Aunque la peor parte, sin duda, se la ha llevado mi hermano...
En venganza por tener que cocinar, mi madre decidió hacer (casualmente) el plato más odiado por mi hermano. Pero muy odiado. Y además, con extra de pimientos. Eso iba con mala leche. Y lo mejor es que mi madre también odia los pimientos, pero ha sido capaz de hacerlo y comérselos solo por fastidiar a mi hermano. La cosa podía haber tenido un final feliz y rápido si el carpintero hubiera venido a la hora que había dicho. Pero no hizo acto de presencai a dicha hora. Con lo que, el enfado de mi madre se ha ido acrecentando toda la tarde. Problema mío también que he tenido que dar refugio al cansino de mi hermano que encima ha estado todo el rato hablando y casi no me deja estudiar -.-'

Excepto un momento en el que mi madre lo ha llamado para hacerle coger complejo de Cenicienta. Creía que era algo que solo me hacía a mí. Pero a él también le ha hecho limpiar la casa. Es alucinante la facilidad que tiene mi madre para desprenderse de las tareas de limpieza como castigo. Por el momento, nunca nos ha quitado el postre o nos ha dejado sin cenar, pero hemos tenido que barrer muchos suelos. (Yo más que mi hermano) Ah, y por si fuera poco castigo, ¡lo han dejado sin ordenador! Pobrecito, no sé si podrá recuperarse pronto del trauma de haber pasado un día sin jugar  (entre nosotros, no le venía mal separarse un poco del ordenador)
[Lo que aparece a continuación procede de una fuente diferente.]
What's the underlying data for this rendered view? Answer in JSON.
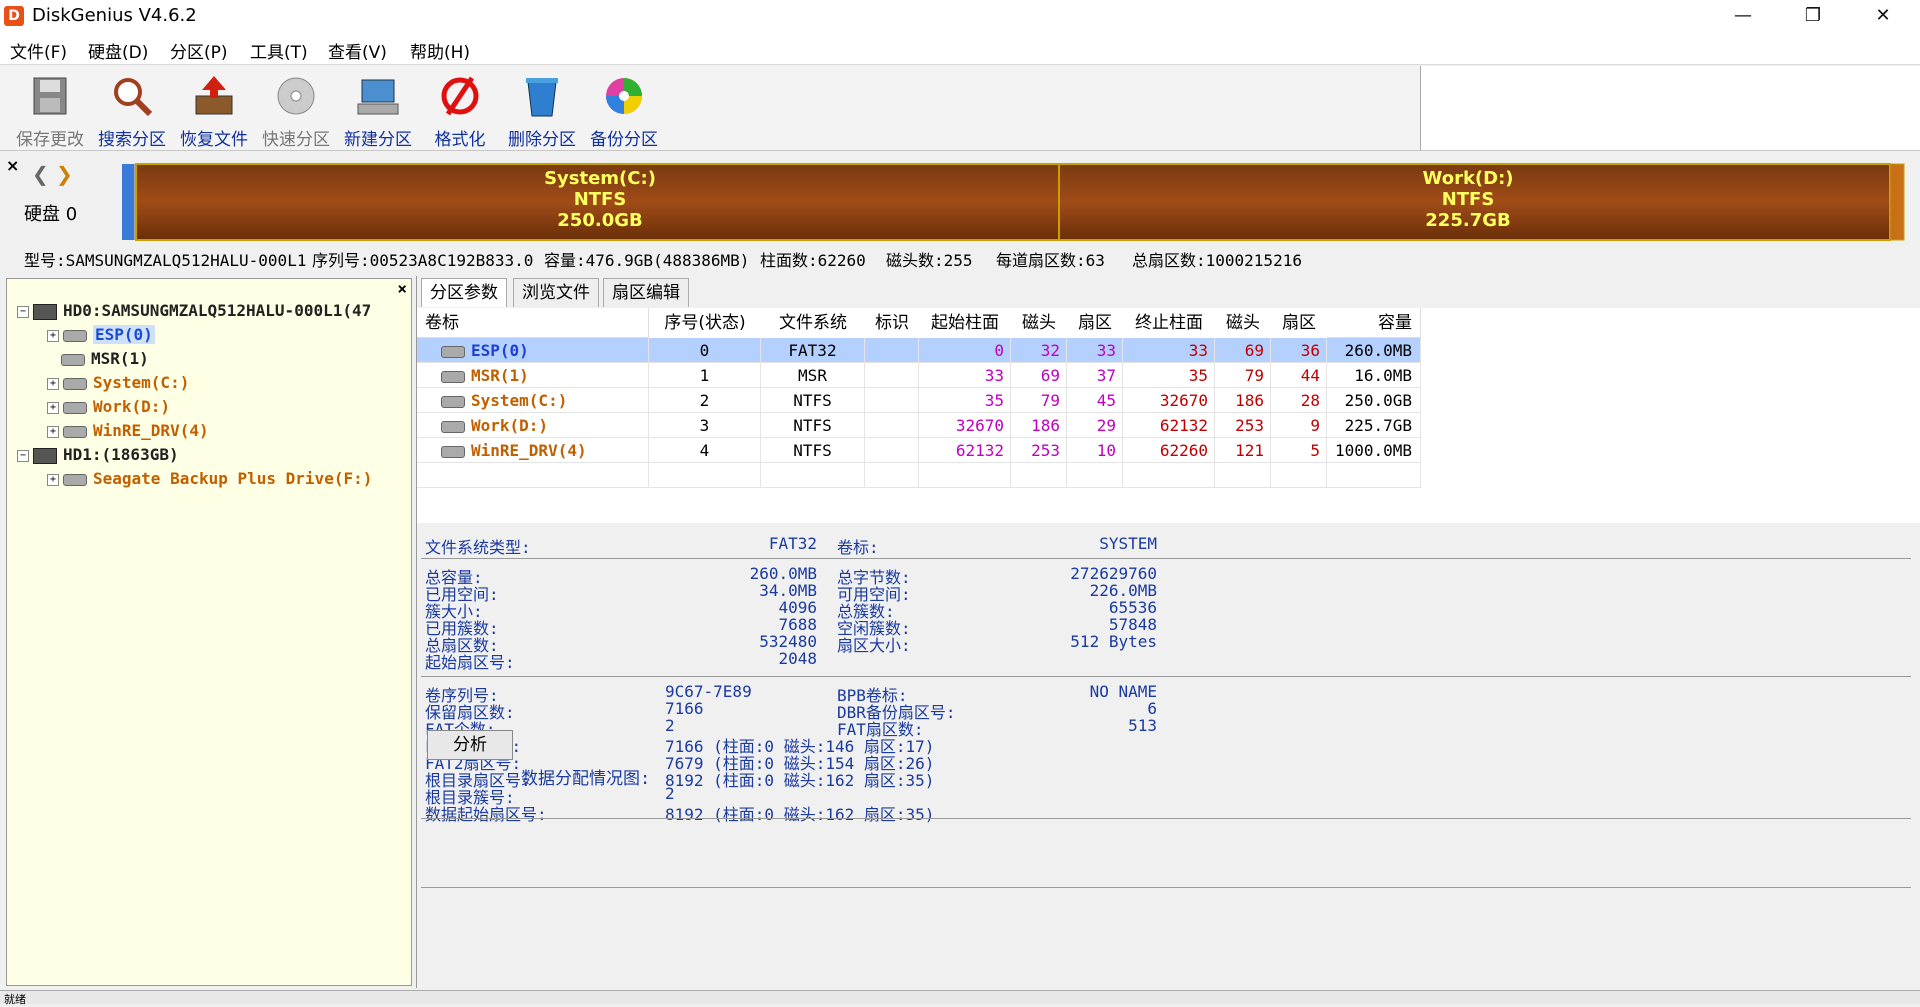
{
  "window": {
    "title": "DiskGenius V4.6.2",
    "minimize": "—",
    "restore": "❐",
    "close": "✕",
    "app_icon": "D"
  },
  "menu": [
    "文件(F)",
    "硬盘(D)",
    "分区(P)",
    "工具(T)",
    "查看(V)",
    "帮助(H)"
  ],
  "toolbar": [
    {
      "label": "保存更改",
      "icon": "save-disk-icon",
      "enabled": false
    },
    {
      "label": "搜索分区",
      "icon": "magnifier-icon",
      "enabled": true
    },
    {
      "label": "恢复文件",
      "icon": "recover-files-icon",
      "enabled": true
    },
    {
      "label": "快速分区",
      "icon": "quick-partition-icon",
      "enabled": false
    },
    {
      "label": "新建分区",
      "icon": "new-partition-icon",
      "enabled": true
    },
    {
      "label": "格式化",
      "icon": "format-icon",
      "enabled": true
    },
    {
      "label": "删除分区",
      "icon": "delete-partition-icon",
      "enabled": true
    },
    {
      "label": "备份分区",
      "icon": "backup-partition-icon",
      "enabled": true
    }
  ],
  "diskbar": {
    "close": "×",
    "disk_label": "硬盘 0",
    "partitions": [
      {
        "name": "System(C:)",
        "fs": "NTFS",
        "size": "250.0GB"
      },
      {
        "name": "Work(D:)",
        "fs": "NTFS",
        "size": "225.7GB"
      }
    ]
  },
  "disk_info": {
    "model": "型号:SAMSUNGMZALQ512HALU-000L1",
    "serial": "序列号:00523A8C192B833.0",
    "capacity": "容量:476.9GB(488386MB)",
    "cylinders": "柱面数:62260",
    "heads": "磁头数:255",
    "sectors_per_track": "每道扇区数:63",
    "total_sectors": "总扇区数:1000215216"
  },
  "tree": {
    "close": "×",
    "items": [
      {
        "label": "HD0:SAMSUNGMZALQ512HALU-000L1(47",
        "kind": "disk"
      },
      {
        "label": "ESP(0)",
        "kind": "part",
        "style": "selected"
      },
      {
        "label": "MSR(1)",
        "kind": "part",
        "style": "dark"
      },
      {
        "label": "System(C:)",
        "kind": "part",
        "style": "orange"
      },
      {
        "label": "Work(D:)",
        "kind": "part",
        "style": "orange"
      },
      {
        "label": "WinRE_DRV(4)",
        "kind": "part",
        "style": "orange"
      },
      {
        "label": "HD1:(1863GB)",
        "kind": "disk"
      },
      {
        "label": "Seagate Backup Plus Drive(F:)",
        "kind": "part",
        "style": "orange"
      }
    ]
  },
  "tabs": [
    "分区参数",
    "浏览文件",
    "扇区编辑"
  ],
  "table": {
    "headers": [
      "卷标",
      "序号(状态)",
      "文件系统",
      "标识",
      "起始柱面",
      "磁头",
      "扇区",
      "终止柱面",
      "磁头",
      "扇区",
      "容量"
    ],
    "rows": [
      [
        "ESP(0)",
        "0",
        "FAT32",
        "",
        "0",
        "32",
        "33",
        "33",
        "69",
        "36",
        "260.0MB"
      ],
      [
        "MSR(1)",
        "1",
        "MSR",
        "",
        "33",
        "69",
        "37",
        "35",
        "79",
        "44",
        "16.0MB"
      ],
      [
        "System(C:)",
        "2",
        "NTFS",
        "",
        "35",
        "79",
        "45",
        "32670",
        "186",
        "28",
        "250.0GB"
      ],
      [
        "Work(D:)",
        "3",
        "NTFS",
        "",
        "32670",
        "186",
        "29",
        "62132",
        "253",
        "9",
        "225.7GB"
      ],
      [
        "WinRE_DRV(4)",
        "4",
        "NTFS",
        "",
        "62132",
        "253",
        "10",
        "62260",
        "121",
        "5",
        "1000.0MB"
      ]
    ]
  },
  "details": {
    "fs_type_label": "文件系统类型:",
    "fs_type": "FAT32",
    "vol_label_label": "卷标:",
    "vol_label": "SYSTEM",
    "left1": [
      [
        "总容量:",
        "260.0MB"
      ],
      [
        "已用空间:",
        "34.0MB"
      ],
      [
        "簇大小:",
        "4096"
      ],
      [
        "已用簇数:",
        "7688"
      ],
      [
        "总扇区数:",
        "532480"
      ],
      [
        "起始扇区号:",
        "2048"
      ]
    ],
    "right1": [
      [
        "总字节数:",
        "272629760"
      ],
      [
        "可用空间:",
        "226.0MB"
      ],
      [
        "总簇数:",
        "65536"
      ],
      [
        "空闲簇数:",
        "57848"
      ],
      [
        "扇区大小:",
        "512 Bytes"
      ]
    ],
    "left2": [
      [
        "卷序列号:",
        "9C67-7E89"
      ],
      [
        "保留扇区数:",
        "7166"
      ],
      [
        "FAT个数:",
        "2"
      ],
      [
        "FAT1扇区号:",
        "7166 (柱面:0 磁头:146 扇区:17)"
      ],
      [
        "FAT2扇区号:",
        "7679 (柱面:0 磁头:154 扇区:26)"
      ],
      [
        "根目录扇区号:",
        "8192 (柱面:0 磁头:162 扇区:35)"
      ],
      [
        "根目录簇号:",
        "2"
      ],
      [
        "数据起始扇区号:",
        "8192 (柱面:0 磁头:162 扇区:35)"
      ]
    ],
    "right2": [
      [
        "BPB卷标:",
        "NO NAME"
      ],
      [
        "DBR备份扇区号:",
        "6"
      ],
      [
        "FAT扇区数:",
        "513"
      ]
    ],
    "analyze_button": "分析",
    "alloc_label": "数据分配情况图:"
  },
  "status": "就绪"
}
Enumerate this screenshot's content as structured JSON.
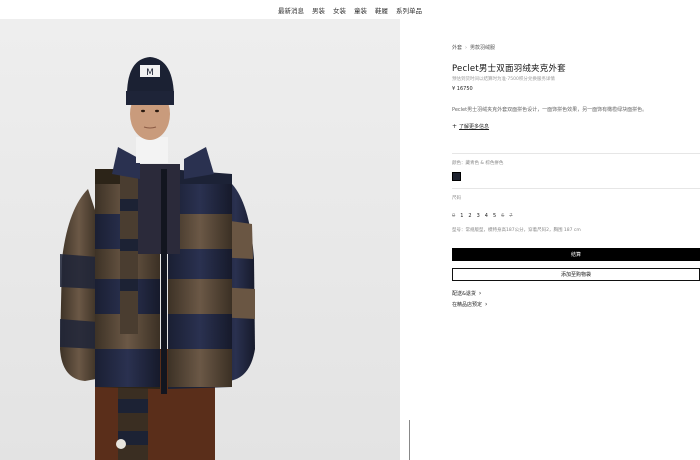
{
  "nav": {
    "items": [
      "最新消息",
      "男装",
      "女装",
      "童装",
      "鞋履",
      "系列单品"
    ]
  },
  "product": {
    "breadcrumb": [
      "外套",
      "男款羽绒服"
    ],
    "title": "Peclet男士双面羽绒夹克外套",
    "subline": "预估到货时间以结算时为准·7500积分兑换服务详情",
    "price": "¥ 16750",
    "description": "Peclet男士羽绒夹克外套双面拼色设计，一面饰拼色效果，另一面饰有橄榄绿块面拼色。",
    "more_label": "了解更多信息",
    "color_label": "颜色：藏青色 & 棕色拼色",
    "size_label": "尺码",
    "sizes": [
      {
        "label": "0",
        "sold": true
      },
      {
        "label": "1",
        "sold": false
      },
      {
        "label": "2",
        "sold": false
      },
      {
        "label": "3",
        "sold": false
      },
      {
        "label": "4",
        "sold": false
      },
      {
        "label": "5",
        "sold": false
      },
      {
        "label": "6",
        "sold": true
      },
      {
        "label": "7",
        "sold": true
      }
    ],
    "size_note": "型号：常规版型，模特身高187公分，穿着尺码2，胸围 187 cm",
    "primary_button": "结算",
    "secondary_button": "添加至购物袋",
    "link_shipping": "配送&退货",
    "link_store": "在精品店预定"
  },
  "colors": {
    "swatch": "#1f2330",
    "primary_button_bg": "#000000"
  }
}
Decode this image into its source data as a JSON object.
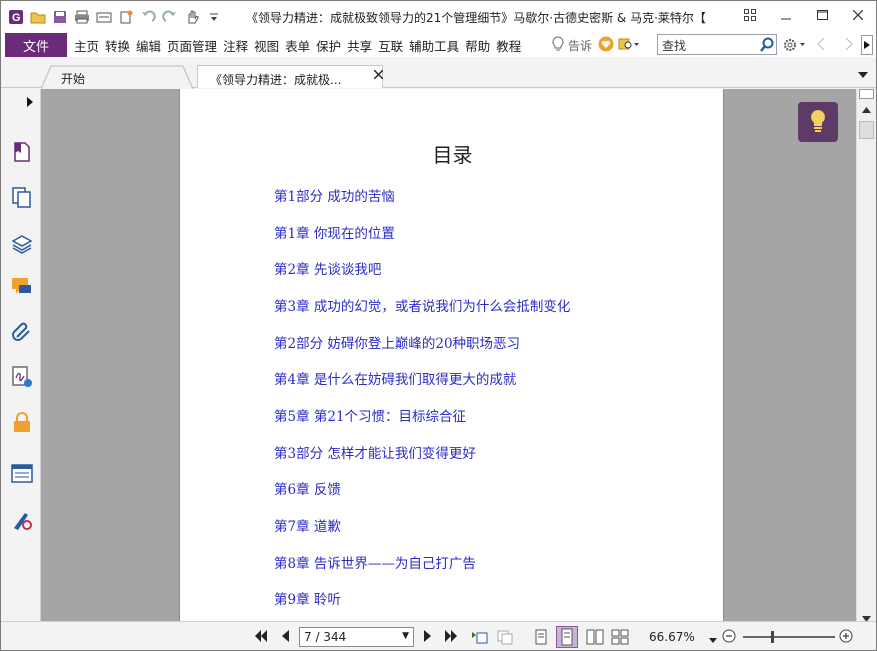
{
  "title_bar": {
    "document_title": "《领导力精进：成就极致领导力的21个管理细节》马歇尔·古德史密斯 & 马克·莱特尔【",
    "quick_access_icons": [
      "app-logo-icon",
      "open-folder-icon",
      "save-icon",
      "print-icon",
      "scan-icon",
      "new-icon",
      "undo-icon",
      "redo-icon",
      "hand-tool-icon",
      "customize-dropdown-icon"
    ],
    "window_buttons": [
      "restore-layout-icon",
      "minimize-icon",
      "maximize-icon",
      "close-icon"
    ]
  },
  "menu_bar": {
    "file_label": "文件",
    "items": [
      "主页",
      "转换",
      "编辑",
      "页面管理",
      "注释",
      "视图",
      "表单",
      "保护",
      "共享",
      "互联",
      "辅助工具",
      "帮助",
      "教程"
    ],
    "tell_me_label": "告诉",
    "search_placeholder": "查找"
  },
  "tabs": [
    {
      "label": "开始"
    },
    {
      "label": "《领导力精进：成就极..."
    }
  ],
  "left_panel_icons": [
    "bookmark-icon",
    "pages-icon",
    "layers-icon",
    "comments-icon",
    "attachments-icon",
    "signature-icon",
    "security-lock-icon",
    "form-fields-icon",
    "certificate-icon"
  ],
  "page": {
    "title": "目录",
    "toc": [
      "第1部分 成功的苦恼",
      "第1章 你现在的位置",
      "第2章 先谈谈我吧",
      "第3章 成功的幻觉，或者说我们为什么会抵制变化",
      "第2部分 妨碍你登上巅峰的20种职场恶习",
      "第4章 是什么在妨碍我们取得更大的成就",
      "第5章 第21个习惯：目标综合征",
      "第3部分 怎样才能让我们变得更好",
      "第6章 反馈",
      "第7章 道歉",
      "第8章 告诉世界——为自己打广告",
      "第9章 聆听"
    ]
  },
  "status_bar": {
    "page_indicator": "7 / 344",
    "zoom": "66.67%"
  },
  "colors": {
    "accent_purple": "#6b2b7a",
    "link_blue": "#2b2bc8",
    "bulb_bg": "#5e3a66"
  }
}
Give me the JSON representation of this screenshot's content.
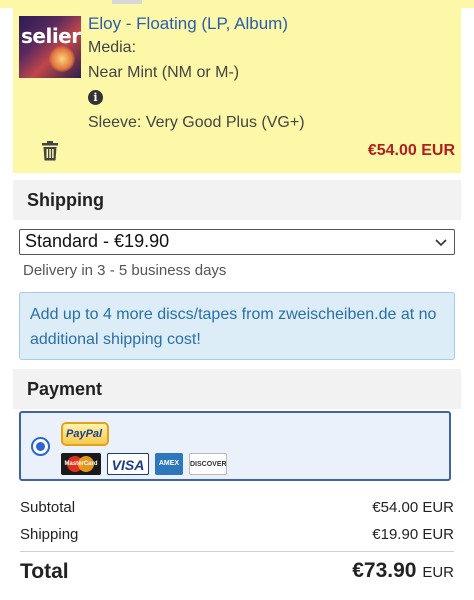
{
  "cart_item": {
    "cover_text": "selier",
    "title": "Eloy - Floating (LP, Album)",
    "media_label": "Media:",
    "media_condition": "Near Mint (NM or M-)",
    "sleeve": "Sleeve: Very Good Plus (VG+)",
    "price": "€54.00 EUR",
    "icons": {
      "info": "info-icon",
      "delete": "trash-icon"
    }
  },
  "shipping": {
    "heading": "Shipping",
    "selected_option": "Standard - €19.90",
    "delivery_time": "Delivery in 3 - 5 business days",
    "notice": "Add up to 4 more discs/tapes from zweischeiben.de at no additional shipping cost!"
  },
  "payment": {
    "heading": "Payment",
    "method": {
      "selected": true,
      "paypal_label": "PayPal",
      "cards": [
        "MasterCard",
        "VISA",
        "AMEX",
        "DISCOVER"
      ]
    }
  },
  "totals": {
    "subtotal_label": "Subtotal",
    "subtotal_value": "€54.00 EUR",
    "shipping_label": "Shipping",
    "shipping_value": "€19.90 EUR",
    "total_label": "Total",
    "total_amount": "€73.90",
    "total_currency": "EUR"
  },
  "colors": {
    "item_highlight": "#fcf8a8",
    "link": "#2a5db0",
    "price": "#b02020",
    "notice_bg": "#dcedf8",
    "selected_border": "#3f63a8"
  }
}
En fin, chicos y chicas, la historia ha llegado a su punto final cuando el carpintero ha venido hace apenas unos minutos. Ha arreglado la puerta en un visto y no visto, lo mismo que ha tardado el súper enfado de mi madre en desaparecer dejando paso a una leve molestia. 

Hoy hemos aprendido una valiosa lección sobre las madres: No las hagamos enfadar... o correrán las collejas


Se ha despertado la bestia

Hola! Por fin es un nuevo día, y vaya día. Hoy parece que el cielo se haya levantado enfadado. Un viento furioso se entretiene en asustarme dándole golpes a mis ventabas. La lona de mis plantas hace tiempo que está volando sin control por la terraza. Tan solo he conseguido sujetarla con unas cuantas macetas encima, pero aún así, parte de la tela azul se eleva con cada ráfaga de aire dando la impresión de que puede escaparse en cualquier instante. El cielo está gris, no deja pasar ni un mínimo rayo de sol, pero por una vez, no está del mismo color que mi humor. Me gusta estar en casa. Al menos tengo a mi hermano pequeño que me fastidia mucho (como cualquier hermano pequeño), pero también me ayuda a distraerme y a reírme.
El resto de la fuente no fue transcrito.